The Restoration of the Lapsed
Galatians 6:1
Brothers, if a man be overtaken in a fault, you which are spiritual, restore such an one in the spirit of meekness…


In the Pauline hypothesis of a perfect society, the rectification of a wrong is not due to the clamour or plaint of that which is immediately distressed, but to the sympathy felt by the whole of the society towards the suffering or injured part. From St. Paul's point of view, a social evil sends a pang through the whole body, urging it to take note of the disease, and to discover the remedy. That the remedy can be found and the disease subdued he did not for a moment doubt. Conceive, if you can, a public conscience so keen and tender as to be instantly alive to the moral evils which corrupt, enfeeble, and blemish it, and so wise as to be constantly busying itself with their cure. Imagine men comprehending that the corrective forces of public morality are concerned principally with the purification of mankind from evils which it has contracted. Picture a society employed in finding out the means by which poverty, ignorance, vice, selfishness, can be chastened or healed because itself is degraded and dishonored, and is restless till it has found a cure.
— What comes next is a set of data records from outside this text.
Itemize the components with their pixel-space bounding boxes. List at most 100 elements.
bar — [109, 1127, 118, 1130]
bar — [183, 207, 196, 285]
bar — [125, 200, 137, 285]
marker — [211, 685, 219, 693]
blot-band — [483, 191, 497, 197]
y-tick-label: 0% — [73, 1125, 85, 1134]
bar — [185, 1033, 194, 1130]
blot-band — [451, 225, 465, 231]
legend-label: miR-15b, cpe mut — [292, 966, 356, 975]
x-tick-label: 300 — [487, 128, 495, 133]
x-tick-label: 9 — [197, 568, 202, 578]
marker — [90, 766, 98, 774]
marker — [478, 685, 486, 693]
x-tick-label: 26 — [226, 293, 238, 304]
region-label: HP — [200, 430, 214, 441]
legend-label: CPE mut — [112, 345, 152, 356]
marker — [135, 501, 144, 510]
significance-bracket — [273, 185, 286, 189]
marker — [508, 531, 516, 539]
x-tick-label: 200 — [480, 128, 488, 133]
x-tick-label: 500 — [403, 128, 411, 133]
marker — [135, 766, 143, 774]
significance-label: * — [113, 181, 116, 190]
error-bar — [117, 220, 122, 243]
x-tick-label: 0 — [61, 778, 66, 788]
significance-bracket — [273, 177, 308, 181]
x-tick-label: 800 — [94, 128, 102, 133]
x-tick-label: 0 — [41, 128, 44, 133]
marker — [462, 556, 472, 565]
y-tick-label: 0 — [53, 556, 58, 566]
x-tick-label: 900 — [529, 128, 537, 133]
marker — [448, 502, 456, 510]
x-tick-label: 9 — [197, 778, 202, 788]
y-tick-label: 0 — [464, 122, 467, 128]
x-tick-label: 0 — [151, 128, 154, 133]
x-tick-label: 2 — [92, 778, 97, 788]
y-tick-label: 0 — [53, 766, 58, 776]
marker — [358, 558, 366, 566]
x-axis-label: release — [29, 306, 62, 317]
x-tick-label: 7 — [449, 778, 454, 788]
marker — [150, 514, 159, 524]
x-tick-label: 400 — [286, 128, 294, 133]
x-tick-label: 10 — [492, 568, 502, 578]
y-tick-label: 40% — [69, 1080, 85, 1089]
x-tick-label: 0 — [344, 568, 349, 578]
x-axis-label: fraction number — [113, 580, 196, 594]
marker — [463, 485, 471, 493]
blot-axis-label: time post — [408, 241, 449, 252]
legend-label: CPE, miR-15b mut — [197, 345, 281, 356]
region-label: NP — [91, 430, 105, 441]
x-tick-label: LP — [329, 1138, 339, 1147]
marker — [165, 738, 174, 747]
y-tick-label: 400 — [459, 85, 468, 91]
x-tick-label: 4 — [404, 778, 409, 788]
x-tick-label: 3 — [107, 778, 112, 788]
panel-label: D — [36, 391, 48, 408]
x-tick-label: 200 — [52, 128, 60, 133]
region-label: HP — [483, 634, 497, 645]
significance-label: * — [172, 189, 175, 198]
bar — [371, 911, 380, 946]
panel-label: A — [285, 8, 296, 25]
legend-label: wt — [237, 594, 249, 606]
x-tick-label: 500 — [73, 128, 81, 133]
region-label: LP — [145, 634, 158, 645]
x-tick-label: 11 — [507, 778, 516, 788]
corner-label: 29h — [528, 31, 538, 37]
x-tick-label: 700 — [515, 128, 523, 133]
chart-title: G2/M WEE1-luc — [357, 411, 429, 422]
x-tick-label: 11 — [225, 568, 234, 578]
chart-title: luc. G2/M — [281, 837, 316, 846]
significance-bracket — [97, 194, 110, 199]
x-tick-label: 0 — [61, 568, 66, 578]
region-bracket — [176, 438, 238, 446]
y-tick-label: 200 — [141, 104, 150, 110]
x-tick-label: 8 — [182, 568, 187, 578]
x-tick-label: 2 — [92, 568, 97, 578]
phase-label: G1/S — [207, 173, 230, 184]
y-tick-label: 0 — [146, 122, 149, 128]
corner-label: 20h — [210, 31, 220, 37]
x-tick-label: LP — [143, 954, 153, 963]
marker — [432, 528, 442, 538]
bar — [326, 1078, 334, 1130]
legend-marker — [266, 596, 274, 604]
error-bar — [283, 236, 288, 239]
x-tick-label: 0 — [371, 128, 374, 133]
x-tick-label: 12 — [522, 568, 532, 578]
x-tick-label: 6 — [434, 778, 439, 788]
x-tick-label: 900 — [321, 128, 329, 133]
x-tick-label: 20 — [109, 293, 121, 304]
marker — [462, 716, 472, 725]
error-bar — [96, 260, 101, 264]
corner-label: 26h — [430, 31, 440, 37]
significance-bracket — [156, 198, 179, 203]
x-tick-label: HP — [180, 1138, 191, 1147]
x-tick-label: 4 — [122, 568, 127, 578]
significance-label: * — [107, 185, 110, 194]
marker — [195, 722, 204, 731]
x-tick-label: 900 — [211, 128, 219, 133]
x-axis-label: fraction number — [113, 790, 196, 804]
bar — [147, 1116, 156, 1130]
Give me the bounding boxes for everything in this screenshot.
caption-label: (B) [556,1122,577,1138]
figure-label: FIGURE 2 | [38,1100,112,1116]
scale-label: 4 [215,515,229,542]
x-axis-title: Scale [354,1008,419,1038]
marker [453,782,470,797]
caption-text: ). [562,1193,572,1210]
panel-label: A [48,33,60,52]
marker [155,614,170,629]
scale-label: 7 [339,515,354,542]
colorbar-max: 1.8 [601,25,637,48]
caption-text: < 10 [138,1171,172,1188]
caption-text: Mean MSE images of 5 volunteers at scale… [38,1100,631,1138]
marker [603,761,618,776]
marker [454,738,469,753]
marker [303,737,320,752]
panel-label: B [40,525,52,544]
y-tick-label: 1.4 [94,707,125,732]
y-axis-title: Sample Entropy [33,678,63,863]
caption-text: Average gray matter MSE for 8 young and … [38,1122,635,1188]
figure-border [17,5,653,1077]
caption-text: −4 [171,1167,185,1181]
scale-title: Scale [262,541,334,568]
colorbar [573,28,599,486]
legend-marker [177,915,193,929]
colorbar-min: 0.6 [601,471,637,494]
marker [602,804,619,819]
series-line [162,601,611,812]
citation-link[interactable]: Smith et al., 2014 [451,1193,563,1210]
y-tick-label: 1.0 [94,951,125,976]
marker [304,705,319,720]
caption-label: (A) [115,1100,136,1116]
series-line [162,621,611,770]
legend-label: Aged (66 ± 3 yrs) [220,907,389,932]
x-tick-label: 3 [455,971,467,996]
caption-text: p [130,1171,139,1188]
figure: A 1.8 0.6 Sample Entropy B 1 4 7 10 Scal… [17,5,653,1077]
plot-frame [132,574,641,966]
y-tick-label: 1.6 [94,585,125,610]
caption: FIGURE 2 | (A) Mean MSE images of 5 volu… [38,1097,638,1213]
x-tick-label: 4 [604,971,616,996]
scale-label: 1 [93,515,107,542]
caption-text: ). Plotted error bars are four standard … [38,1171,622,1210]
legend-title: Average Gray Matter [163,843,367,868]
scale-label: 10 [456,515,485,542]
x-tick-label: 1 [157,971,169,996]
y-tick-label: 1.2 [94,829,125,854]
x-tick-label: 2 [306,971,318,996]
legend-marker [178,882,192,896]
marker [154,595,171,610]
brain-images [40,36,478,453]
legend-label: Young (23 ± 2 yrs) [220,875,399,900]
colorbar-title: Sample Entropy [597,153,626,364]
Well would it have been if the reformation of man had been continued on these lines laid down by St. Paul; but the utmost that men have done as yet, is to concede a right, perhaps no more than a right, of complaint to the sufferer. ("Paul of Tarsus.)



Parallel Verses
KJV: Brethren, if a man be overtaken in a fault, ye which are spiritual, restore such an one in the spirit of meekness; considering thyself, lest thou also be tempted.

WEB: Brothers, even if a man is caught in some fault, you who are spiritual must restore such a one in a spirit of gentleness; looking to yourself so that you also aren't tempted.